目が慣れるにつれて、白く大きい貝殻がたくさん浜辺に落ちていることが見えてくる。
「これ、みんな欲しがるよね!お土産にしようか?!」
「ああ…。」
それはどうかな。と僕は思った。都会の狭い箱に押し込められた現代人は、大量の貝殻をかざるスペースなんて、持ってないだろう。
僕は、言葉を濁したまま、サクサクと音を立てて、乾いた浜辺を歩いた。
そのとき、見慣れない材質の丸い石が足に当たった。かすかな透明感がある、薄緑の石だ。
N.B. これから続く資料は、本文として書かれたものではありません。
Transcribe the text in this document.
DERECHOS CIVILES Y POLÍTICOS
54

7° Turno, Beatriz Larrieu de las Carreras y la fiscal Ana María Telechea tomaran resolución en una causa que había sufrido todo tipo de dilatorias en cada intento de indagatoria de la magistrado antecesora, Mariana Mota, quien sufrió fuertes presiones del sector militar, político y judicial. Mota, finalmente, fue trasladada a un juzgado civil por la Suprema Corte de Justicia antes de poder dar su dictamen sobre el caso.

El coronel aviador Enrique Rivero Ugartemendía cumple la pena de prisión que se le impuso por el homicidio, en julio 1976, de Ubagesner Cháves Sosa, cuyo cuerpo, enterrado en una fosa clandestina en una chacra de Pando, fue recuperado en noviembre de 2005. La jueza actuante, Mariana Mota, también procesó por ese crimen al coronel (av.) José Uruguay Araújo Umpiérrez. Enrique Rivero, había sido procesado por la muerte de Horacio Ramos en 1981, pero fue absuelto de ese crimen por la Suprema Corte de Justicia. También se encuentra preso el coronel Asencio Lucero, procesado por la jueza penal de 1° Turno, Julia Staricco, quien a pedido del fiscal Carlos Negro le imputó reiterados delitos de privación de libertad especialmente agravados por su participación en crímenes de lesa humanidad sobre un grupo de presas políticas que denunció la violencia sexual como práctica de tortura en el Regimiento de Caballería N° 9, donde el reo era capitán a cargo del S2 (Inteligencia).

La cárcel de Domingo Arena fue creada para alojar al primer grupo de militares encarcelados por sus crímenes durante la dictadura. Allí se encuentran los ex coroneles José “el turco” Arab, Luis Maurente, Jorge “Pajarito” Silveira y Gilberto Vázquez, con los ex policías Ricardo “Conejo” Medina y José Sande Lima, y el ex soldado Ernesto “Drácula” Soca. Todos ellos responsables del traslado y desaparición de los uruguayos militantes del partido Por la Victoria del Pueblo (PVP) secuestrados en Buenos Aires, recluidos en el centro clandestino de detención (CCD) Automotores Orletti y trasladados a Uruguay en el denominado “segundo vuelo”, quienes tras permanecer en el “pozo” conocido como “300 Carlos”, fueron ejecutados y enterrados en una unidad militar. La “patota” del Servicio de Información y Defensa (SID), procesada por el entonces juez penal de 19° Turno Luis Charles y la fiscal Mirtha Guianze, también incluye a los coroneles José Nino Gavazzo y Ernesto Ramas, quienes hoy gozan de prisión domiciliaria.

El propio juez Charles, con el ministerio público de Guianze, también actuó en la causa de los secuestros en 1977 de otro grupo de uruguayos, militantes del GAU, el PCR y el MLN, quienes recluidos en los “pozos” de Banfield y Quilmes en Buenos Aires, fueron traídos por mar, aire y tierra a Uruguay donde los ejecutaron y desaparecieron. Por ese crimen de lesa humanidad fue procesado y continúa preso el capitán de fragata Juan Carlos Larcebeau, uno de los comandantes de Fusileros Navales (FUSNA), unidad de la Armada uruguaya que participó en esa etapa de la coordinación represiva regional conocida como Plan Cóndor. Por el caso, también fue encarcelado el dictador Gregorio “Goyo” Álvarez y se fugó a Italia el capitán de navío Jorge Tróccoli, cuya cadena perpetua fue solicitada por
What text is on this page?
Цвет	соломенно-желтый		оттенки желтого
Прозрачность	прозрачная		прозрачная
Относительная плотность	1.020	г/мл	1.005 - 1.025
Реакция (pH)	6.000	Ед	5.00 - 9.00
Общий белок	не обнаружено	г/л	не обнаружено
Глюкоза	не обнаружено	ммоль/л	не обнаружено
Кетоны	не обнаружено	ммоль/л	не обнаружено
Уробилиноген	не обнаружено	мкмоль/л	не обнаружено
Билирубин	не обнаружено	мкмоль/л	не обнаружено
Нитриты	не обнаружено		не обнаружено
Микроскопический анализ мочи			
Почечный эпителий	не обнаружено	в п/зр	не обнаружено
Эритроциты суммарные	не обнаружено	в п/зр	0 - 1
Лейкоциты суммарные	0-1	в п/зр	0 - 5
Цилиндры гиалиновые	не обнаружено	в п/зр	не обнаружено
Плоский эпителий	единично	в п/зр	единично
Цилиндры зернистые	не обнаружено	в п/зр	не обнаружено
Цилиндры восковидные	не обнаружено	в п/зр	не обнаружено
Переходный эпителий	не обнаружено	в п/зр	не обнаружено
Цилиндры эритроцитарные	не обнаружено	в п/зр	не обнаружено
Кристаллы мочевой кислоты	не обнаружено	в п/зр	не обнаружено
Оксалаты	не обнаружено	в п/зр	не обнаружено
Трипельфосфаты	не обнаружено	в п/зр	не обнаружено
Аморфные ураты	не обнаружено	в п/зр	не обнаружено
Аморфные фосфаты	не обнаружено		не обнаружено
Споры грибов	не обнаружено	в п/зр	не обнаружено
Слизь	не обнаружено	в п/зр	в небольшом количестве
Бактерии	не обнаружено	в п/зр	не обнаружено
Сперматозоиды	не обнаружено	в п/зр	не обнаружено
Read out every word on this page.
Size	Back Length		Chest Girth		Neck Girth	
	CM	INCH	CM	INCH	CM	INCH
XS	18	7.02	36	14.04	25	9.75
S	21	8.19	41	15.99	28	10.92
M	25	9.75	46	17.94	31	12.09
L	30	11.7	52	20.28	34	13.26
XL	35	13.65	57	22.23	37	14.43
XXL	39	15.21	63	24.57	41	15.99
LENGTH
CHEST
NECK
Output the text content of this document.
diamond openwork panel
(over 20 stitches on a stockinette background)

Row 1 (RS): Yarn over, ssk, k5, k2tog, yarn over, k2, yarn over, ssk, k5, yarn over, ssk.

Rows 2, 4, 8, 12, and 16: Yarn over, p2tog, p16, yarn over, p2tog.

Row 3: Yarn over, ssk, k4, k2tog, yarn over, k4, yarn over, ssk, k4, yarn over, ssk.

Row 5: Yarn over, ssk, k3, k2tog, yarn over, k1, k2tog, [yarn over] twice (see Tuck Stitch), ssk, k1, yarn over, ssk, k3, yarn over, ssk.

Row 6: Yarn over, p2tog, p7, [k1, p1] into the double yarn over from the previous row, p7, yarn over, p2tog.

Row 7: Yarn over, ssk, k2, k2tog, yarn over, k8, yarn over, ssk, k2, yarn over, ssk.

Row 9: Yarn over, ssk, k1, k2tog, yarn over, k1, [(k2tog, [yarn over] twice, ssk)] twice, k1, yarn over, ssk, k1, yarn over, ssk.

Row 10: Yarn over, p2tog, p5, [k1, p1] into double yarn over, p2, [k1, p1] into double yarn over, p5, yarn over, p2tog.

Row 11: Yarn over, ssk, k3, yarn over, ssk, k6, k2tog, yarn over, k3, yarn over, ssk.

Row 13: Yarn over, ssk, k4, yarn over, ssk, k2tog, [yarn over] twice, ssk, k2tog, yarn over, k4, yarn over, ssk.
いや、もしかしたら、ガラスが摩耗したものかもしれない。
僕はかがみこんで、石を手に取り、太陽に透かした。よく見ると、その石には、見慣れない文字が刻印されている。
「これ、何語だろう?」
僕の声に、君は足を砂まみれにしながら、こちらに歩いてきた。手には、たくさんの白い貝殻を抱えたままだ。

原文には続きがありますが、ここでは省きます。